More than half of adult job seekers (53%) say they are likely to start their own business in the future, according to a recent poll conducted for the American Institute of CPAs (AICPA). And beyond that 53%, a surprising seven in 10 of the 547 poll respondents said that the freedom of being their own boss is worth sacrificing the kind of relative security that comes from working for someone else, even though that may require rising through the ranks and avoiding layoffs.
They may be tempted by TV programs such as Shark Tank, but many of them are in for an nasty surprise. Only about half of small businesses survive longer than five years (and only about one in three make it to the 10-year mark) even though about 80% make it through the first year, according to the Small Business Administration (SBA).
“Developments in technology and the Internet have made it easier than ever to start a business,” said Gregory Anton, CPA, chairman of the national CPA Financial Literacy Commission of the AICPA. “However, they have not necessarily made it easier to succeed.”
It requires a certain financial expertise to sustain a small business and make it profitable over the long term. Here’s a four-step plan that the AICPA recommends to increase the chances of business success…
1. Make Sure You Possess a Solid Financial Foundation
Before starting a business, make sure you have your own financial situation in order. If you’re drowning in student debt, starting your own business may not be the best idea. The more you know about finances, the more you’ll be able to endure the ebb and flow of running a business.
2. Examine Your Own Financial Situation
Ask yourself tough financial questions and do an honest and stringent self-evaluation to assess whether you have the right background and fortitude to start a business and not get overwhelmed. Do you have a backup plan if the business isn’t generating profits and your expenses are greater than your revenue?

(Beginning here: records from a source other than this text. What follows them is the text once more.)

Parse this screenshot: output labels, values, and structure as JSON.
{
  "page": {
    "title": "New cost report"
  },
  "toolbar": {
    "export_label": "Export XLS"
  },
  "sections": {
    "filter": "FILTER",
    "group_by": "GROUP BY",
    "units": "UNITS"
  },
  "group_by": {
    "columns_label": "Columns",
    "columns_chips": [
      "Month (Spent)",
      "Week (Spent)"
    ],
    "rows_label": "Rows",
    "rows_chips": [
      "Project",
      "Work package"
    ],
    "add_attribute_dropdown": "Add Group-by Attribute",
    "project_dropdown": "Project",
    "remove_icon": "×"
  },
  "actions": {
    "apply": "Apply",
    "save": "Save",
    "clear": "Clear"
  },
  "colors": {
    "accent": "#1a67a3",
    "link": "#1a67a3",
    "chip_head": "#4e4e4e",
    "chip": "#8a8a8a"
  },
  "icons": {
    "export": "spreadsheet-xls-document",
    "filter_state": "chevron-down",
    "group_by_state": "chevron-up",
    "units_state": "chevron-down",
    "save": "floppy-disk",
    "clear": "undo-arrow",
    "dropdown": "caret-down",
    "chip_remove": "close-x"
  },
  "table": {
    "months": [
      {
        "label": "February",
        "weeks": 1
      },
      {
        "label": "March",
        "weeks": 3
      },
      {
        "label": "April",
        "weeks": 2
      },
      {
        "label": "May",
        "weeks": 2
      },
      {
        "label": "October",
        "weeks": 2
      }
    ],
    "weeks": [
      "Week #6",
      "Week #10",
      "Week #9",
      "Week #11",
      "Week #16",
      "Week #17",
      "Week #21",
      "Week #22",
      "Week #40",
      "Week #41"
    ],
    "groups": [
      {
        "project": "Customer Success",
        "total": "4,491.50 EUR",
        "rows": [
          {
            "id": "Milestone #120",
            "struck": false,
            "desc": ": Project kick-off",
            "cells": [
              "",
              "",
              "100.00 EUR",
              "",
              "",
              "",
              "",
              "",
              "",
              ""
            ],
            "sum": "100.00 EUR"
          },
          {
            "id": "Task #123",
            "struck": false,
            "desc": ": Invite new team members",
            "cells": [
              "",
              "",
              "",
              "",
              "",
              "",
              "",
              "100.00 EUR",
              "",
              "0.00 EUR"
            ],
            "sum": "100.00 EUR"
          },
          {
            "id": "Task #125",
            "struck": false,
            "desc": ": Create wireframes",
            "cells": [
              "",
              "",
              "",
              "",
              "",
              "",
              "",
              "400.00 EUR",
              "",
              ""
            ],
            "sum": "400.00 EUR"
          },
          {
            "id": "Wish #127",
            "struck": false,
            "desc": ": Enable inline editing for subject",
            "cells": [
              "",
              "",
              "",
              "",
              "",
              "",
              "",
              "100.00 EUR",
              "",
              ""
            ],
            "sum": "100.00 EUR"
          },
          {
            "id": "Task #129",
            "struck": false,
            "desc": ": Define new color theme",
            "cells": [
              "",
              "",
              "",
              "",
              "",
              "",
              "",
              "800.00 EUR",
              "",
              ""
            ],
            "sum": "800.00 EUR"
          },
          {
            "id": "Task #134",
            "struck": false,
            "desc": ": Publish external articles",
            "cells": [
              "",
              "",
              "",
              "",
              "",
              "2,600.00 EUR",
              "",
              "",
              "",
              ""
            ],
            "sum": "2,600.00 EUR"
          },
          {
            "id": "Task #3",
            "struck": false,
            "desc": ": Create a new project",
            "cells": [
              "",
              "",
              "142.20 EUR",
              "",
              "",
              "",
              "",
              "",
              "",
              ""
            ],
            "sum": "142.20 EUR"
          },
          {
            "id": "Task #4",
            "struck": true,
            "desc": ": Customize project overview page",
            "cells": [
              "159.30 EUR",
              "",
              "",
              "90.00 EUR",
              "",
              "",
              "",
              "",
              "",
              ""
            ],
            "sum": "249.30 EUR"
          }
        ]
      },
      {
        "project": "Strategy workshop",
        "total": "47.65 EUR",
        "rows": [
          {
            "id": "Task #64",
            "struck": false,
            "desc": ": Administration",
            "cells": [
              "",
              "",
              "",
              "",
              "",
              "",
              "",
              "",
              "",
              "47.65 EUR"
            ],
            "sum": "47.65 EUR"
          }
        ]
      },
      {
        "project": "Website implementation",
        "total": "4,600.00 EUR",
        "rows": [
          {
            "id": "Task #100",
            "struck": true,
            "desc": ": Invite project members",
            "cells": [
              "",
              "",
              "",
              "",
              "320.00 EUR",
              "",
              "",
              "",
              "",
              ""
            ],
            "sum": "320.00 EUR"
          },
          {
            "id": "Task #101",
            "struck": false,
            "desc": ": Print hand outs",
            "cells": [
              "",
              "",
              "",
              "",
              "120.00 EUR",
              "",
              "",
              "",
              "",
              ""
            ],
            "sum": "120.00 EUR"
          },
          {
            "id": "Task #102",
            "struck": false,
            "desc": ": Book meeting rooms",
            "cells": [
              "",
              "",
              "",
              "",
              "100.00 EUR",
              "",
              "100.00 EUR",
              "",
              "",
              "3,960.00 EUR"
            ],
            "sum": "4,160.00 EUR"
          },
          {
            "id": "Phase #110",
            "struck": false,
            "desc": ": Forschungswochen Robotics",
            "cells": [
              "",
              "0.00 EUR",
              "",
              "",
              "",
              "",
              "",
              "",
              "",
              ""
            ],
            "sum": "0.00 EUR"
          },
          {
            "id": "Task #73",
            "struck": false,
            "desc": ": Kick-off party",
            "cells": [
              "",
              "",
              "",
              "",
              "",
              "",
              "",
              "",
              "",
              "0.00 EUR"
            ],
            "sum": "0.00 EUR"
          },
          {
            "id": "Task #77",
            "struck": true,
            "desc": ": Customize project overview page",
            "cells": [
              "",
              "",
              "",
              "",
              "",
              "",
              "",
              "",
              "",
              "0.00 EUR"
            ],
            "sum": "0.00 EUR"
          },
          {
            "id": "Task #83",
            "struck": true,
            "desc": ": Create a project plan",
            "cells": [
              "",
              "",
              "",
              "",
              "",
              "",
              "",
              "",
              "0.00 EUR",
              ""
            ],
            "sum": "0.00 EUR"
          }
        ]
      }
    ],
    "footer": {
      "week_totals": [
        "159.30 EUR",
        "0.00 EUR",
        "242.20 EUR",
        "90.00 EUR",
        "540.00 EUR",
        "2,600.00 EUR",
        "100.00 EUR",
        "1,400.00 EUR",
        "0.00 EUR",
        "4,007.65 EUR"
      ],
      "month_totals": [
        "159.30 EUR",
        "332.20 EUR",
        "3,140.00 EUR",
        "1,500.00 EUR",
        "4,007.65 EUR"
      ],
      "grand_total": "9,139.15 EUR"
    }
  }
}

3. Prepare a Financial Budget of Expected Costs
Estimate the costs to run your business. If you’re leaving a job that provides health-care insurance and retirement benefits, factor those costs in as well.
4. Create an Emergency Fund
Before you embark on a new business, make sure you have a minimum of three months of savings socked away to pay bills if the business runs into trouble. Keep funds in an interest-bearing checking or savings account, and if you get paid a large check, consider saving the money rather than spending it.